Brutalized by the murderous trench warfare of World War I, many older Britons clung to the hope for peace at any cost. Members of the younger generation, however, felt they had to choose sides between Hitler's Nazi creed and Stalin's Communist crusade.
Four bright students, Guy Burgess (Tom Hollander), Anthony Blunt (Samuel West), Kim Philby (Toby Stephens) and Donald McLean (Rupert Penry-Jones) choose Stalin, a decision that will change their lives.
Ultimately, they become a quartet of traitors from Britain's elite caste who turn over thousands of secrets to their Soviet spy masters and who helped Moscow achieve atomic parity with the United States.
Kutcher returns for a second season of "Punk'd" (8 p.m.

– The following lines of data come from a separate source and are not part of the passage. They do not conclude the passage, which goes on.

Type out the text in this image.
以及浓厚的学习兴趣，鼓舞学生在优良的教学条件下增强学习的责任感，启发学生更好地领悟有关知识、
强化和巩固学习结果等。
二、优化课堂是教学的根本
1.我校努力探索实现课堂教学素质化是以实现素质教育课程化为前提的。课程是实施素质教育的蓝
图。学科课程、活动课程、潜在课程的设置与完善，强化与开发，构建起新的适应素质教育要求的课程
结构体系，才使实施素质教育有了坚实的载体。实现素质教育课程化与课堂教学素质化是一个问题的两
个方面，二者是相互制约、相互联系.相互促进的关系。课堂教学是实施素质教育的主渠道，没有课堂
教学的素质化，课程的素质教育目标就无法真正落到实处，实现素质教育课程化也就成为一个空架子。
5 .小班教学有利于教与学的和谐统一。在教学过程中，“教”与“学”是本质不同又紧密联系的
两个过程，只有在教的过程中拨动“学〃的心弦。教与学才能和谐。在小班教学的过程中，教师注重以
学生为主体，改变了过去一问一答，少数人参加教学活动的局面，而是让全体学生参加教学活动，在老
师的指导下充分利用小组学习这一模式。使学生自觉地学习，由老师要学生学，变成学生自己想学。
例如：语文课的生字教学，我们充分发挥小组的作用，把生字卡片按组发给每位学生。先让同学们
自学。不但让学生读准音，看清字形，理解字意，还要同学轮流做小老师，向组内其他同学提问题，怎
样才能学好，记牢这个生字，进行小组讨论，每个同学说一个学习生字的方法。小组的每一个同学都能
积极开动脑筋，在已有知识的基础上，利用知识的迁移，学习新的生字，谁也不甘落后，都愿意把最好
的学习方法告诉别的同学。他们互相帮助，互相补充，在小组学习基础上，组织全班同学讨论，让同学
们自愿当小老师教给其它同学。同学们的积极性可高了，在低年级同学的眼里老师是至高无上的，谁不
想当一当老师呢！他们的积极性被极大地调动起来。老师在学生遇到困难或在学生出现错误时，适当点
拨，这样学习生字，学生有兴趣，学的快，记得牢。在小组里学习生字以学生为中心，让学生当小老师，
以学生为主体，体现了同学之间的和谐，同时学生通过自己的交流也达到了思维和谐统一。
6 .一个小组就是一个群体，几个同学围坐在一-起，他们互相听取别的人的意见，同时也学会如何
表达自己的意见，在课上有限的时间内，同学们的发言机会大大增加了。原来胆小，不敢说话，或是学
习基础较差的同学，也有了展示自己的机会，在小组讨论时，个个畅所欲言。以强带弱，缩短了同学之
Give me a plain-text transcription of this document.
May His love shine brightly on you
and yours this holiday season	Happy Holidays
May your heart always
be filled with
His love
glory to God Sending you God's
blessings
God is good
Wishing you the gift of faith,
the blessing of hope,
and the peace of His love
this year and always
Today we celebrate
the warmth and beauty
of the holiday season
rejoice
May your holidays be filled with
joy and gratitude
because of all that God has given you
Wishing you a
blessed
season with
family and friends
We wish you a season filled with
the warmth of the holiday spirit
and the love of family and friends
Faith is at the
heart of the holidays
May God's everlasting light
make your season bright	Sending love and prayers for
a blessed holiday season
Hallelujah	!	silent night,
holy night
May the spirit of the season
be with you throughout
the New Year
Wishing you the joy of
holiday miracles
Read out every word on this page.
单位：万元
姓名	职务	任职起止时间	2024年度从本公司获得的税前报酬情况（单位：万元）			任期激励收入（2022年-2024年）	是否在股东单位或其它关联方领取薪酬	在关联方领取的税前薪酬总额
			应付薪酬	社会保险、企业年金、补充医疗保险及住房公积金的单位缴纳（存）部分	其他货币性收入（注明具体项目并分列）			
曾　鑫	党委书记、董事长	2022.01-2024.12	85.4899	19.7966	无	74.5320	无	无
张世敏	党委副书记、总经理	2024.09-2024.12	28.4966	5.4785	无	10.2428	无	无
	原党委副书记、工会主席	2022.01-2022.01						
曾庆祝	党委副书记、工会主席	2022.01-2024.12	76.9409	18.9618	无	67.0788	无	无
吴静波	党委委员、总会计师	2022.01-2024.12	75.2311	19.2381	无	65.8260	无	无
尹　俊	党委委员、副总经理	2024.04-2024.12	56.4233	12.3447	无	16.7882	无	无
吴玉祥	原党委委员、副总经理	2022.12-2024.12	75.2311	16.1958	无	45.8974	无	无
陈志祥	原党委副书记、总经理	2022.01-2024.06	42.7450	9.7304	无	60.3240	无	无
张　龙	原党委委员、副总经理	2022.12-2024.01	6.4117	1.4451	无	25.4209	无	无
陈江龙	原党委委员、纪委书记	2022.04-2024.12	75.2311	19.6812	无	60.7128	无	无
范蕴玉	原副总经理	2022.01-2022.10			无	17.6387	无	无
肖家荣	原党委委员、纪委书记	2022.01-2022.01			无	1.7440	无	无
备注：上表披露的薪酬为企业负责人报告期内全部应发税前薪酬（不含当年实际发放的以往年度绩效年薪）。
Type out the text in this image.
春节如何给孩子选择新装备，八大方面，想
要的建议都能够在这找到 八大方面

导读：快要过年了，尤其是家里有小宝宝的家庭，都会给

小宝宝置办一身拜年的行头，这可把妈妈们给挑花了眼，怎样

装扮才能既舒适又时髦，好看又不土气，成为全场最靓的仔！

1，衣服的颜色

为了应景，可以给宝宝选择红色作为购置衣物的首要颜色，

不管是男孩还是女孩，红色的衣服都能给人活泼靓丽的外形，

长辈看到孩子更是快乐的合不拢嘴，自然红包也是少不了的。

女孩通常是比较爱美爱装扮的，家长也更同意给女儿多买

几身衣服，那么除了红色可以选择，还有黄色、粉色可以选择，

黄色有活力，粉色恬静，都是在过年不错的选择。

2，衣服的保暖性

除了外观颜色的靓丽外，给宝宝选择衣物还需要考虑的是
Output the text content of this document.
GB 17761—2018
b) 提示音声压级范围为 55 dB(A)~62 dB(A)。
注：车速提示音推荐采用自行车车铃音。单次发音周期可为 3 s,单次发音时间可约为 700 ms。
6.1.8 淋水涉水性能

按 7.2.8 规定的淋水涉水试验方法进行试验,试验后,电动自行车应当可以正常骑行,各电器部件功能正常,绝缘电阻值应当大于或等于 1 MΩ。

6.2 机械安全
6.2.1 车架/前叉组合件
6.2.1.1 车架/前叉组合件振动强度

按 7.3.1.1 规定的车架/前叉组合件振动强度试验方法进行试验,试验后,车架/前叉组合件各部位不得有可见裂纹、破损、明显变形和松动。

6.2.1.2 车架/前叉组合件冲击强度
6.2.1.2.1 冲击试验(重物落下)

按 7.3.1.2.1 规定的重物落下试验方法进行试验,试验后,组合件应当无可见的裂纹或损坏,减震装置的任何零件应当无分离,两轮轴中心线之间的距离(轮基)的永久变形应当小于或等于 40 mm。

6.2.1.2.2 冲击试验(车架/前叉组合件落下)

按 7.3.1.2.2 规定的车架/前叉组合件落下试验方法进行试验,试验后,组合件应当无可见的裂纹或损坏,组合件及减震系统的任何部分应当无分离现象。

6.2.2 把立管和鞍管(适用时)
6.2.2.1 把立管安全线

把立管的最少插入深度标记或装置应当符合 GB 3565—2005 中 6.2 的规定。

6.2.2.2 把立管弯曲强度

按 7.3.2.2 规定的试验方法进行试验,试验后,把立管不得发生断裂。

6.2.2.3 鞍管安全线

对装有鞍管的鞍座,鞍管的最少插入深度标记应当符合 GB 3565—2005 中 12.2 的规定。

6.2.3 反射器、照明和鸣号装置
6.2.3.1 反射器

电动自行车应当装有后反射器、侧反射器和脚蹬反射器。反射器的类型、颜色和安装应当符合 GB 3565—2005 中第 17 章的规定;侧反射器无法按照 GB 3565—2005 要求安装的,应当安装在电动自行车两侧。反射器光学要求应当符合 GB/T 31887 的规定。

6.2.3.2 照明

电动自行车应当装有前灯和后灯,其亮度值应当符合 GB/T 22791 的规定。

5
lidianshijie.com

Sunday, MTV). Fans who can't wait for the fresh bouts of humiliation can catch a mini-marathon of last year's "Punk'd" starting at 6 p.m. today.
AMC kicks off a week of horror-theme movies, beginning with the 1997 sequel "Alien Resurrection" (7 p.m. Sunday).
The Cartoon Network celebrates the holiday with "Adult Swim: We'll Kill You" (10:30 p.m. Sunday), featuring outlandish two-dimensional gore from the cartoon casts of "The Brack Show" (10:30 p.m.), "Aqua Teen Hunger Force" (10:45 p.m.) and "Sealab 2021" (11 p.m.).
The Animal Planet takes a kinder and gentler approach to Halloween with the original drama "Ghost Cat" (7 p.m. Sunday), about the unusual bond between a teenage girl, Natalie (Ellen Page), and the spirit of the dead cat who belonged to a dead woman (Shirley Knight) who once knew Natalie's mother. She's dead, too.